Even the rhyme is strictly patterned, in AABBA pattern for the first and third stanzas, and the same two rhyming sounds used throughout the poem instead of changing from stanza to stanza. Also, the use of the long I sound is used in both rhyming sounds. In short, the poem’s structure and form are stringently detailed and delimiting, which contrasts greatly with the utter desperation and defiance conveyed by the tormented words and images within the lines: “With torn and bleeding hearts, we smile” (line 4); “Why should the world be over-wise…Nay, let them only see us while We wear the mask” (lines 6 to 9); “O great Christ, our cries to thee from tortured souls arise” (line 10 to 11).
The image of the ravaged hearts and tortured souls convey despair, yet the author defies the outside world to even catch a glimpse of this. The concealment is therefore of the oppressed people’s own volition, self-imposed even while they suffer the torment. Dunbar only hints at the reason in lines 6 to 9, preferring to leave the world guessing without fully knowing their vulnerabilities. Donning the Mask may be seen as an act of self-preservation, a defensive means of avoiding annihilation by the oppressors.
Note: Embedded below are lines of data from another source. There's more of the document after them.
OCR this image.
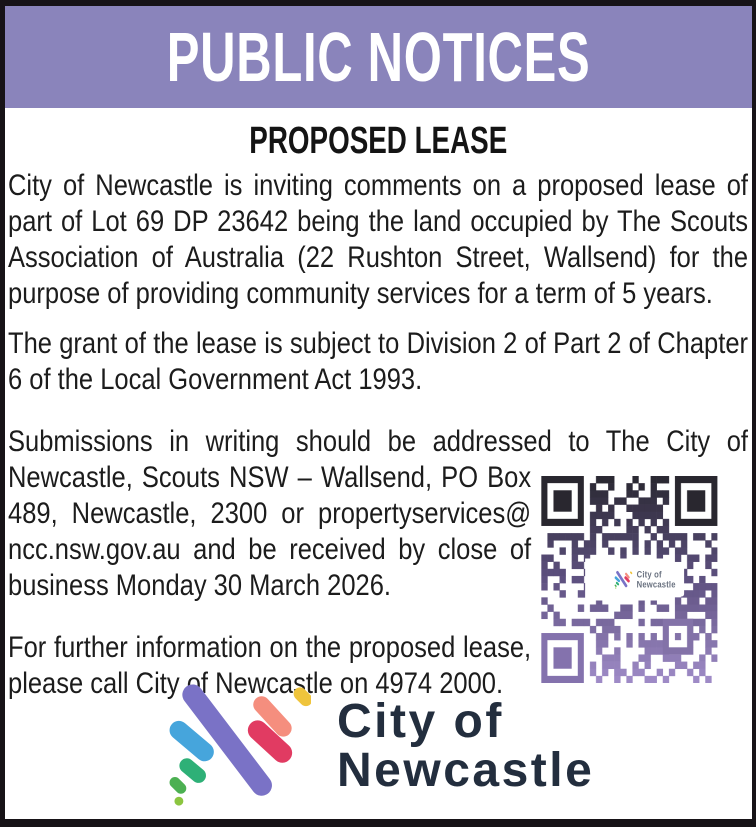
PUBLIC NOTICES
PROPOSED LEASE

City of Newcastle is inviting comments on a proposed lease of part of Lot 69 DP 23642 being the land occupied by The Scouts Association of Australia (22 Rushton Street, Wallsend) for the purpose of providing community services for a term of 5 years.

The grant of the lease is subject to Division 2 of Part 2 of Chapter 6 of the Local Government Act 1993.

City of
Newcastle
Submissions in writing should be addressed to The City of Newcastle, Scouts NSW – Wallsend, PO Box 489, Newcastle, 2300 or propertyservices@​ncc.nsw.gov.au and be received by close of business Monday 30 March 2026.

For further information on the proposed lease, please call City of Newcastle on 4974 2000.

City of
Newcastle
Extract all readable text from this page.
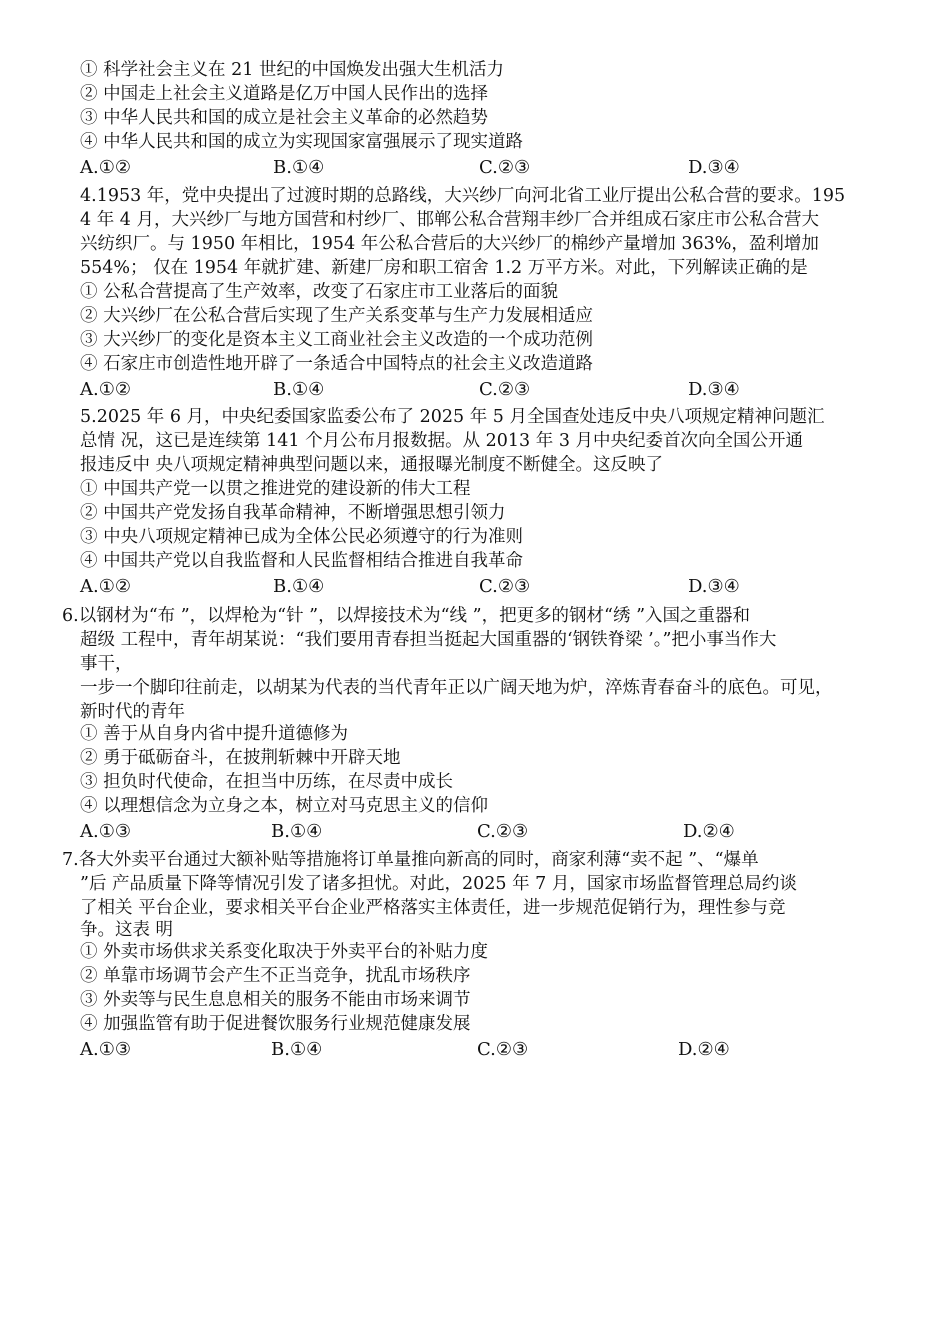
① 科学社会主义在 21 世纪的中国焕发出强大生机活力
② 中国走上社会主义道路是亿万中国人民作出的选择
③ 中华人民共和国的成立是社会主义革命的必然趋势
④ 中华人民共和国的成立为实现国家富强展示了现实道路
A.①②	B.①④	C.②③	D.③④
4.1953 年，党中央提出了过渡时期的总路线，大兴纱厂向河北省工业厅提出公私合营的要求。195
4 年 4 月，大兴纱厂与地方国营和村纱厂、邯郸公私合营翔丰纱厂合并组成石家庄市公私合营大
兴纺织厂。与 1950 年相比，1954 年公私合营后的大兴纱厂的棉纱产量增加 363%，盈利增加
554%； 仅在 1954 年就扩建、新建厂房和职工宿舍 1.2 万平方米。对此，下列解读正确的是
① 公私合营提高了生产效率，改变了石家庄市工业落后的面貌
② 大兴纱厂在公私合营后实现了生产关系变革与生产力发展相适应
③ 大兴纱厂的变化是资本主义工商业社会主义改造的一个成功范例
④ 石家庄市创造性地开辟了一条适合中国特点的社会主义改造道路
A.①②	B.①④	C.②③	D.③④
5.2025 年 6 月，中央纪委国家监委公布了 2025 年 5 月全国查处违反中央八项规定精神问题汇
总情 况，这已是连续第 141 个月公布月报数据。从 2013 年 3 月中央纪委首次向全国公开通
报违反中 央八项规定精神典型问题以来，通报曝光制度不断健全。这反映了
① 中国共产党一以贯之推进党的建设新的伟大工程
② 中国共产党发扬自我革命精神，不断增强思想引领力
③ 中央八项规定精神已成为全体公民必须遵守的行为准则
④ 中国共产党以自我监督和人民监督相结合推进自我革命
A.①②	B.①④	C.②③	D.③④
6.以钢材为“布 ”，以焊枪为“针 ”，以焊接技术为“线 ”，把更多的钢材“绣 ”入国之重器和
超级 工程中，青年胡某说：“我们要用青春担当挺起大国重器的‘钢铁脊梁 ’。”把小事当作大
事干，
一步一个脚印往前走，以胡某为代表的当代青年正以广阔天地为炉，淬炼青春奋斗的底色。可见，
新时代的青年
① 善于从自身内省中提升道德修为
② 勇于砥砺奋斗，在披荆斩棘中开辟天地
③ 担负时代使命，在担当中历练，在尽责中成长
④ 以理想信念为立身之本，树立对马克思主义的信仰
A.①③	B.①④	C.②③	D.②④
7.各大外卖平台通过大额补贴等措施将订单量推向新高的同时，商家利薄“卖不起 ”、“爆单
”后 产品质量下降等情况引发了诸多担忧。对此，2025 年 7 月，国家市场监督管理总局约谈
了相关 平台企业，要求相关平台企业严格落实主体责任，进一步规范促销行为，理性参与竞
争。这表 明
① 外卖市场供求关系变化取决于外卖平台的补贴力度
② 单靠市场调节会产生不正当竞争，扰乱市场秩序
③ 外卖等与民生息息相关的服务不能由市场来调节
④ 加强监管有助于促进餐饮服务行业规范健康发展
A.①③	B.①④	C.②③	D.②④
Aside from metaphor, the poem also employs alliteration and apostrophe among its figures of speech to create greater depth and advance the meaning conveyed. Alliteration may be seen in the repeated use of the consonant sound “w” throughout the poem, but mostly in the first two stanzas. The repeated “w” creates the feeling of going roundabout without getting anywhere, an absence of progression, a sensation of being contained or trapped and pulled back to where one began. Apostrophe is seen in the third stanza, with the call to Christ and reference to Him in the second person.
Apostrophe is a figure of speech where the author (or speaker) suddenly deviates from the earlier part of his discourse in order to speak to or address an absent person as if he were present. The implication here is that Christ, though called upon, was absent, and the urgent cries to Him went unheard. “We Wear the Mask” may be a short poem of fourteen lines contained in three short stanzas. However, its meaning has many layers, and the masterful way it was written challenges the reader to discern each layer with the several devices and techniques the author had woven into the poem.
Dunbar succeeded in hiding within this deceptively simple poem the complexity of being an African-American in the nineteenth century.